Secondo alcuni la gara con il Sassuolo rappresentava per il Napoli l’ultima occasione per tentare di rimescolare le carte nella rincorsa alla tanto desiderata Champions League. Approfittando anche dell’altro recupero, quello tra Inter e Atalanta. Ovviamente, la sconfitta degli orobici non ne mette ancora in discussione le chance europee. Tuttavia, lascia un risicato margine di speranza agli azzurri di poter continuare a sperare in una clamorosa rimonta. Specialmente se domenica sera dovessero strappare una eventuale vittoria sulla Juventus.  

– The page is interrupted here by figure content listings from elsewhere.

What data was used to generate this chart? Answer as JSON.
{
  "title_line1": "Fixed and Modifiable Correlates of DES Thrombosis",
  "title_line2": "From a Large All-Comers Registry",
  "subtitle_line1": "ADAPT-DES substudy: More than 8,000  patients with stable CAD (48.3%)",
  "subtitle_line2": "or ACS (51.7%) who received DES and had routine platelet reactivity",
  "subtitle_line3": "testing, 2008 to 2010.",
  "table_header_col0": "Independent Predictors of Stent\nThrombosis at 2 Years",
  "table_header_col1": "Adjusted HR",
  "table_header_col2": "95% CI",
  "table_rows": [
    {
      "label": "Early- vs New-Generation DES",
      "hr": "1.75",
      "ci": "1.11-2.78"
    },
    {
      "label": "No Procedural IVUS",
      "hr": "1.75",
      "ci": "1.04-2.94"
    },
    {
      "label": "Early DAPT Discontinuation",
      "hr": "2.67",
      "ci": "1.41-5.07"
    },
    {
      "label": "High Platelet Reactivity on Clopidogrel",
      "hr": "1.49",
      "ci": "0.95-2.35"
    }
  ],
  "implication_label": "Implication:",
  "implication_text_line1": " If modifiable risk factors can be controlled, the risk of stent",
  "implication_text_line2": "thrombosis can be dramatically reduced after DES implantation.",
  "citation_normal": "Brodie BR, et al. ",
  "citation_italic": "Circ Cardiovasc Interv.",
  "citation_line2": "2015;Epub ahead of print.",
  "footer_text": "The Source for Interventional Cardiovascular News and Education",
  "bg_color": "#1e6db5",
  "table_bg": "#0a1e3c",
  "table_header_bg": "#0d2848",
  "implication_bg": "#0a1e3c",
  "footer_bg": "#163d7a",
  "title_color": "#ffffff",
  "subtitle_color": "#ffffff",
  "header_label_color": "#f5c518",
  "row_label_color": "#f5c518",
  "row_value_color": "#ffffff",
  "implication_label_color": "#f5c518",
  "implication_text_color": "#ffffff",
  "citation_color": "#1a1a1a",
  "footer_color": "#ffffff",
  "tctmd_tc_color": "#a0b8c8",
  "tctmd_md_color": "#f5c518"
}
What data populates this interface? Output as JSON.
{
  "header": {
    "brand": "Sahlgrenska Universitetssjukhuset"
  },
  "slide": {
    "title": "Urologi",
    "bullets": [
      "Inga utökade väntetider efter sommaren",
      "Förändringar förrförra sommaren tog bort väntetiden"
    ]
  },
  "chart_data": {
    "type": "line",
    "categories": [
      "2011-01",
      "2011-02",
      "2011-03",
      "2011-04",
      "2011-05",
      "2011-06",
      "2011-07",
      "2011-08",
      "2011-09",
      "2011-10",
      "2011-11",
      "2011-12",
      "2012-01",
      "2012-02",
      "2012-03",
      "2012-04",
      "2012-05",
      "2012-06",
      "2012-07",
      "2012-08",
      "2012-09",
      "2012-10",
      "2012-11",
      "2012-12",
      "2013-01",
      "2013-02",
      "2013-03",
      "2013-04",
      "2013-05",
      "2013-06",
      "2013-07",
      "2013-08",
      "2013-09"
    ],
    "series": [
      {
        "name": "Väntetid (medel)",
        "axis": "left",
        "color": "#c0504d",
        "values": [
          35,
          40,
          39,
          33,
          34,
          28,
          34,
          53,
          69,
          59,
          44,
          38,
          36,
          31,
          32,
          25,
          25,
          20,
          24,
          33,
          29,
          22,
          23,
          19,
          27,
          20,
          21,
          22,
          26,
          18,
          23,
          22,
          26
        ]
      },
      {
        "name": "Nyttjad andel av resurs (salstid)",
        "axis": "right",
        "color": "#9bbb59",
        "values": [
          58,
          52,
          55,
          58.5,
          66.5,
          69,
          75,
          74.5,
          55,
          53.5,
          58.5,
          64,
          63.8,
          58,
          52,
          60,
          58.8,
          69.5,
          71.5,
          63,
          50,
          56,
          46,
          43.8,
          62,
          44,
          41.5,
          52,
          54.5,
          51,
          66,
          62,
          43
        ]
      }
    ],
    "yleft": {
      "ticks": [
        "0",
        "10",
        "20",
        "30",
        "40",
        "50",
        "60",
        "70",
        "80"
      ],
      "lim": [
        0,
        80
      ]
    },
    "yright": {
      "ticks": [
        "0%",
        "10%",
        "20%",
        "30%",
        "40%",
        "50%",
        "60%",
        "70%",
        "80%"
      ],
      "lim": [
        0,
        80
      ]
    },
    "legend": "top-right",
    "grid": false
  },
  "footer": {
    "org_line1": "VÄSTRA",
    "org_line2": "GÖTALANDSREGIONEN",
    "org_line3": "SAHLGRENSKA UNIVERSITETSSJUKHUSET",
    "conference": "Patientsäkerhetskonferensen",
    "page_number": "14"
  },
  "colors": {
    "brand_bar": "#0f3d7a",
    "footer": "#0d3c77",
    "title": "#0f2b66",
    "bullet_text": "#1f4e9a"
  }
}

La brillante vittoria dei Campioni d’Italia al “Mapei Stadium”, tuttavia, ha contribuito a riaccendere un antico dibattito, tra chi considera l’allenatore il fulcro del gioco espresso dalla sua squadra. Sostanzialmente, in grado di influenzarne le dinamiche. Una filosofia chiaramente in antitesi rispetto a quelli che invece attribuiscono al “manico” in panchina un ruolo marginale. In ossequio alla teoria per cui basta che non faccia troppi danni con scelte cervellotiche. Appunto, si limiti ad amministrare il talento degli uomini in organico, mettendoli nelle condizioni per esprimere al meglio le loro caratteristiche.

Finalmente le mezzali

Proprio in questo scenario Calzona sta cercando disperatamente di sollevare le sorti della stagione partenopea, rispolverando in maniera netta il 4-3-3. Una sorta di continuità tattica con il passato, arricchita dalla volontà di aggredire in avanti il Sassuolo. Attraverso il pressing, gli azzurri hanno chiuso ogni linea di passaggio pulita alla costruzione ai neroverdi in fase di costruzione.

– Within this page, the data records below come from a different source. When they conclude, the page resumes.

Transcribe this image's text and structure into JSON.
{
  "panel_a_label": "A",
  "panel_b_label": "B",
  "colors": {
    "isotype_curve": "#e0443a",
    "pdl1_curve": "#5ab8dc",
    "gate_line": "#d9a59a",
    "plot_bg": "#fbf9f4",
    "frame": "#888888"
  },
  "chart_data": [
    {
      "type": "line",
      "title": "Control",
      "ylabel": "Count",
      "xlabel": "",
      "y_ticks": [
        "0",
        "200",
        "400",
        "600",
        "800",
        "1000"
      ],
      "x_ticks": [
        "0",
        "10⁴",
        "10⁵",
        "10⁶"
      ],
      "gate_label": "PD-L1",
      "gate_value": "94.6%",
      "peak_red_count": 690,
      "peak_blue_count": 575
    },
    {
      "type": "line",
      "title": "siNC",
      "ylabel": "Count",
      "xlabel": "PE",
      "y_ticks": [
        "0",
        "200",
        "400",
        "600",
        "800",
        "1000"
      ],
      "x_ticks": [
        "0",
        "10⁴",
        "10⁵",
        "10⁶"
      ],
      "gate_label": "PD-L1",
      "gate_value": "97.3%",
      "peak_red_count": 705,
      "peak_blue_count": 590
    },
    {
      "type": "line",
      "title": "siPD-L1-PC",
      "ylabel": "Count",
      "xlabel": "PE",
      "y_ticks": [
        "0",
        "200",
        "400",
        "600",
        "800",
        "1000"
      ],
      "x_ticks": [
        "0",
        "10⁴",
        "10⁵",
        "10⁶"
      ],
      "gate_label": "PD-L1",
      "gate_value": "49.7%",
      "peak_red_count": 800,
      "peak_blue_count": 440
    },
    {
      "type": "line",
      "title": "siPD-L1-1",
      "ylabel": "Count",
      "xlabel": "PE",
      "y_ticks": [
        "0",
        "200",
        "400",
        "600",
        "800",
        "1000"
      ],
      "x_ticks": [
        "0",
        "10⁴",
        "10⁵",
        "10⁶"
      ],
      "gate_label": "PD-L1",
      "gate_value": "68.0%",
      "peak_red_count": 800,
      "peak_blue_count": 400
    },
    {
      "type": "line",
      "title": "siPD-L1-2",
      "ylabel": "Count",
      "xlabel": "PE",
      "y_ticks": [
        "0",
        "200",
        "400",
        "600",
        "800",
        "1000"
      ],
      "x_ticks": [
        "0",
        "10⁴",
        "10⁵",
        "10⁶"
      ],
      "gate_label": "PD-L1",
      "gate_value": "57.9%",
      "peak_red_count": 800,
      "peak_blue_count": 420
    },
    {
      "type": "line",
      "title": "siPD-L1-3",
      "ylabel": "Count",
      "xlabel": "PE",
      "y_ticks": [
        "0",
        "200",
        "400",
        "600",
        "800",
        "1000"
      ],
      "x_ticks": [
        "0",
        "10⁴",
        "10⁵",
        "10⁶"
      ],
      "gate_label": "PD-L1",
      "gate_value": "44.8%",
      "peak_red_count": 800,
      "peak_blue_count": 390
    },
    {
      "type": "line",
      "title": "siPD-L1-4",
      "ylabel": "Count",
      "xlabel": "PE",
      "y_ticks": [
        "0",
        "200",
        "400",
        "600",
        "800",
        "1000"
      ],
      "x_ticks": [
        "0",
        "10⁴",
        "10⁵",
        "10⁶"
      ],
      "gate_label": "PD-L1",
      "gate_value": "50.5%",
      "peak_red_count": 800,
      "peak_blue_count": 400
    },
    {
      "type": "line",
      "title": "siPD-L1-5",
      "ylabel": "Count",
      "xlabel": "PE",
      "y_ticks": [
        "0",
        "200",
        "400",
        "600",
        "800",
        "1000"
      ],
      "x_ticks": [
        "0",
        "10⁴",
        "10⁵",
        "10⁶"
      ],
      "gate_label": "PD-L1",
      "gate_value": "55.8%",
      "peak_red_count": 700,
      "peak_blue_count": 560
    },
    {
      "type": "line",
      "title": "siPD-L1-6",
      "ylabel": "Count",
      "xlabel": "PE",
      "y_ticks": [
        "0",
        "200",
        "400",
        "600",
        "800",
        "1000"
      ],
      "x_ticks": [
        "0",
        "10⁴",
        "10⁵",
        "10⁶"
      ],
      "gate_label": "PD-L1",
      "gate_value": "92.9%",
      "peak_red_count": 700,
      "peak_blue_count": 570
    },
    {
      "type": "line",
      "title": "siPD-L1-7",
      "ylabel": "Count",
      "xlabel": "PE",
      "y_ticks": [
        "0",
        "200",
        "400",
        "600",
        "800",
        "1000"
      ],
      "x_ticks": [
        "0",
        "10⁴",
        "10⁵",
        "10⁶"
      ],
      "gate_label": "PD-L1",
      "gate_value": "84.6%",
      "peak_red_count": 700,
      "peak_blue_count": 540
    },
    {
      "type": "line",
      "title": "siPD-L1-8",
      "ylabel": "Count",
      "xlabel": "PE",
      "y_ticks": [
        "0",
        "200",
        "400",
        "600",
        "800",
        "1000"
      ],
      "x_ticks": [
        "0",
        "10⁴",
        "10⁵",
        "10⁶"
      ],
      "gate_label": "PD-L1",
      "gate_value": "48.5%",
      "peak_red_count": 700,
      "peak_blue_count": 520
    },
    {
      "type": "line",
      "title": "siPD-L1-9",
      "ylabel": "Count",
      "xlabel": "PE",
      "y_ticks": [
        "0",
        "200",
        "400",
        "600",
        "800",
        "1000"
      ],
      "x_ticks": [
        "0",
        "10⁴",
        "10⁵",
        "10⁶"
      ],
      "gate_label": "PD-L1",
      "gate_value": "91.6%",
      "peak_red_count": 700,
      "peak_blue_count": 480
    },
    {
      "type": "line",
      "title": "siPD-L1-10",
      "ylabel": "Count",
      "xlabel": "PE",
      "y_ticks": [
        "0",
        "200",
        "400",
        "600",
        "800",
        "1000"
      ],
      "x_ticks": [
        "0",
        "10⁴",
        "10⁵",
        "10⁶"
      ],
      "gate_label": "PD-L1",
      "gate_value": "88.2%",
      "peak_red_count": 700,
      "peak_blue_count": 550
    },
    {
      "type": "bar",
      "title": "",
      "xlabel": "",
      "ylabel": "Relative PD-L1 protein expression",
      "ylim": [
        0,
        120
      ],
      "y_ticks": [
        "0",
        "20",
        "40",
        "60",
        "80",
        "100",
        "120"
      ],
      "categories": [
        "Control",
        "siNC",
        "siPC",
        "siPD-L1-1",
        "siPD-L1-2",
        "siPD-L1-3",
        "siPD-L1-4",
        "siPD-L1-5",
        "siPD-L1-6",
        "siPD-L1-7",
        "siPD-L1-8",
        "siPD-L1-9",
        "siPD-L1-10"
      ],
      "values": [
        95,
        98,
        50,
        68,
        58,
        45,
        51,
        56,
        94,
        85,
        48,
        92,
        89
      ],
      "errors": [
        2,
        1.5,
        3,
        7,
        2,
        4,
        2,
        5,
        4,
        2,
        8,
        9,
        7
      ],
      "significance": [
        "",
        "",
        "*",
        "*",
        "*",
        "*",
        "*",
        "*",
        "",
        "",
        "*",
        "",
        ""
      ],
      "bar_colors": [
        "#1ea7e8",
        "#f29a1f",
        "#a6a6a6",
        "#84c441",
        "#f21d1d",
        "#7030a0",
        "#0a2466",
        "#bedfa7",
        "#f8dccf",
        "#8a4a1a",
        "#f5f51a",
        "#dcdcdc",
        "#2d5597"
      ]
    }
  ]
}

Nonché incastrato Traorè e Anguissa alle spalle degli avversari. Le due mezzali sono state fondamentali nello spezzare i raddoppi, così da disinnescare il tentativo predisposto da Bigica di fare grande densità centrale. Perché con il loro dinamismo, prima entravano dentro al campo, occupando gli “half spaces”. Poi svuotandoli immediatamente, con il taglio verso l’esterno. Un di più, dunque, l’invenzione del camerunese, che ha inventato una giocata fenomenale, per smarcare l’accorrente Rahamani a rimorchio.

Osimhen immarcabile

Bisogna aggiungere che vista l’enorme differenza di valori manifestati dal campo, se dopo il pareggio i padroni di casa – palesemente in crisi di identità – non sono mai più riusciti a impensierire il Napoli, qualche colpa va sicuramente loro ascritta. Una considerazione che, da un lato, assottiglia un pochino il confine tra meriti partenopei e demeriti emiliani. Dall’altro, comunque, non deve condizionare il giudizio assai lusinghiero sulla prestazione complessiva.     

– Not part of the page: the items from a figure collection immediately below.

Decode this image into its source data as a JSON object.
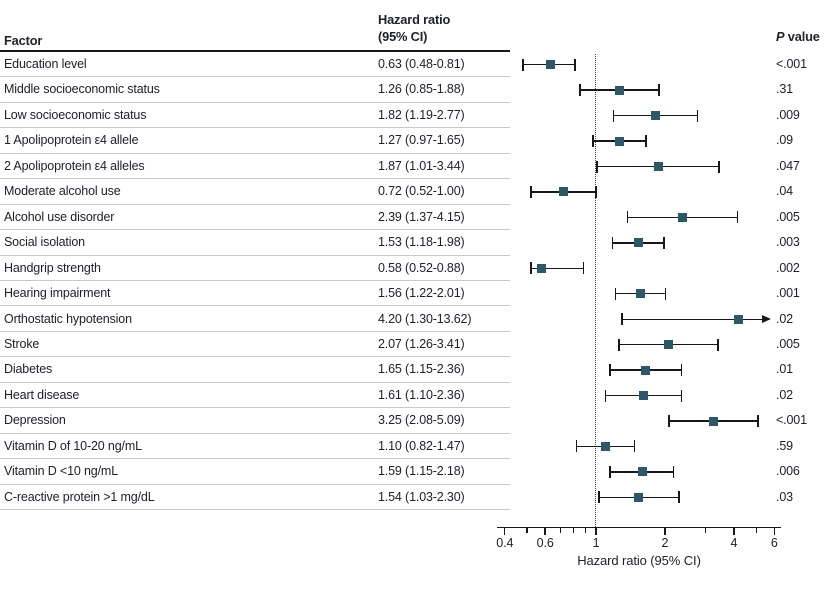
{
  "header": {
    "factor": "Factor",
    "hr_line1": "Hazard ratio",
    "hr_line2": "(95% CI)",
    "p_italic": "P",
    "p_rest": " value"
  },
  "colors": {
    "marker": "#2d5868",
    "whisker": "#17181c",
    "separator": "#c9c9c9",
    "reference_line": "#3a3c44"
  },
  "chart_data": {
    "type": "forest",
    "scale": "log",
    "xlabel": "Hazard ratio (95% CI)",
    "x_range": [
      0.4,
      6
    ],
    "ref_line": 1,
    "major_ticks": [
      0.4,
      0.6,
      1,
      2,
      4,
      6
    ],
    "major_tick_labels": [
      "0.4",
      "0.6",
      "1",
      "2",
      "4",
      "6"
    ],
    "minor_ticks": [
      0.5,
      0.7,
      0.8,
      0.9,
      3,
      5
    ],
    "rows": [
      {
        "factor": "Education level",
        "hr_text": "0.63 (0.48-0.81)",
        "hr": 0.63,
        "lo": 0.48,
        "hi": 0.81,
        "p": "<.001",
        "clipped": false
      },
      {
        "factor": "Middle socioeconomic status",
        "hr_text": "1.26 (0.85-1.88)",
        "hr": 1.26,
        "lo": 0.85,
        "hi": 1.88,
        "p": ".31",
        "clipped": false
      },
      {
        "factor": "Low socioeconomic status",
        "hr_text": "1.82 (1.19-2.77)",
        "hr": 1.82,
        "lo": 1.19,
        "hi": 2.77,
        "p": ".009",
        "clipped": false
      },
      {
        "factor": "1 Apolipoprotein ε4 allele",
        "hr_text": "1.27 (0.97-1.65)",
        "hr": 1.27,
        "lo": 0.97,
        "hi": 1.65,
        "p": ".09",
        "clipped": false
      },
      {
        "factor": "2 Apolipoprotein ε4 alleles",
        "hr_text": "1.87 (1.01-3.44)",
        "hr": 1.87,
        "lo": 1.01,
        "hi": 3.44,
        "p": ".047",
        "clipped": false
      },
      {
        "factor": "Moderate alcohol use",
        "hr_text": "0.72 (0.52-1.00)",
        "hr": 0.72,
        "lo": 0.52,
        "hi": 1.0,
        "p": ".04",
        "clipped": false
      },
      {
        "factor": "Alcohol use disorder",
        "hr_text": "2.39 (1.37-4.15)",
        "hr": 2.39,
        "lo": 1.37,
        "hi": 4.15,
        "p": ".005",
        "clipped": false
      },
      {
        "factor": "Social isolation",
        "hr_text": "1.53 (1.18-1.98)",
        "hr": 1.53,
        "lo": 1.18,
        "hi": 1.98,
        "p": ".003",
        "clipped": false
      },
      {
        "factor": "Handgrip strength",
        "hr_text": "0.58 (0.52-0.88)",
        "hr": 0.58,
        "lo": 0.52,
        "hi": 0.88,
        "p": ".002",
        "clipped": false
      },
      {
        "factor": "Hearing impairment",
        "hr_text": "1.56 (1.22-2.01)",
        "hr": 1.56,
        "lo": 1.22,
        "hi": 2.01,
        "p": ".001",
        "clipped": false
      },
      {
        "factor": "Orthostatic hypotension",
        "hr_text": "4.20 (1.30-13.62)",
        "hr": 4.2,
        "lo": 1.3,
        "hi": 13.62,
        "p": ".02",
        "clipped": true
      },
      {
        "factor": "Stroke",
        "hr_text": "2.07 (1.26-3.41)",
        "hr": 2.07,
        "lo": 1.26,
        "hi": 3.41,
        "p": ".005",
        "clipped": false
      },
      {
        "factor": "Diabetes",
        "hr_text": "1.65 (1.15-2.36)",
        "hr": 1.65,
        "lo": 1.15,
        "hi": 2.36,
        "p": ".01",
        "clipped": false
      },
      {
        "factor": "Heart disease",
        "hr_text": "1.61 (1.10-2.36)",
        "hr": 1.61,
        "lo": 1.1,
        "hi": 2.36,
        "p": ".02",
        "clipped": false
      },
      {
        "factor": "Depression",
        "hr_text": "3.25 (2.08-5.09)",
        "hr": 3.25,
        "lo": 2.08,
        "hi": 5.09,
        "p": "<.001",
        "clipped": false
      },
      {
        "factor": "Vitamin D of 10-20 ng/mL",
        "hr_text": "1.10 (0.82-1.47)",
        "hr": 1.1,
        "lo": 0.82,
        "hi": 1.47,
        "p": ".59",
        "clipped": false
      },
      {
        "factor": "Vitamin D <10 ng/mL",
        "hr_text": "1.59 (1.15-2.18)",
        "hr": 1.59,
        "lo": 1.15,
        "hi": 2.18,
        "p": ".006",
        "clipped": false
      },
      {
        "factor": "C-reactive protein >1 mg/dL",
        "hr_text": "1.54 (1.03-2.30)",
        "hr": 1.54,
        "lo": 1.03,
        "hi": 2.3,
        "p": ".03",
        "clipped": false
      }
    ]
  }
}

Invero, la squadra di Calzona ha avuto vita facile negli scambi di posizione. Ma la qualità col pallone tra i piedi è stata determinante per costringere i neroverdi a correre all’indietro, dettando poi quelle imbucate verticali con cui Osimhen ha letteralmente cannibalizzato la retroguardia altrui. Per quanto Ferrari e Tressoldi abbiano svolto diligentemente il compitino, seguire il centravanti nigeriano nel suo tipico movimento dietro la linea, alla lunga è stato impossibile assorbirne gli strappi in profondità.

Kvaradona è tornato?

La grande ispirazione di Kvaratskhelia un’altra chiave del dominio napoletano; quella proverbiale capacità di leggere la situazione e isolarsi in uno contro uno ha sovrastato Pedersen,costringendo più volte il Sassuolo a difendersi in affanno, e garantendosi al contempo un vantaggio numerico e posizionale. Una volta ripulito il possesso, era inevitabile che il Napoli si riversasse nella metà campo avversaria, invadendo fasce e corridoi centrali.   

Insomma, Calzona deve essere necessariamente soddisfatto. Magari solo a metà, visto che la distanza dalla zona Champions non è poca. Rimane la percezione che un filotto di prestazioni convincenti, abbinati a risultati positivi, possa in ogni caso mantenere viva la fiammella europea.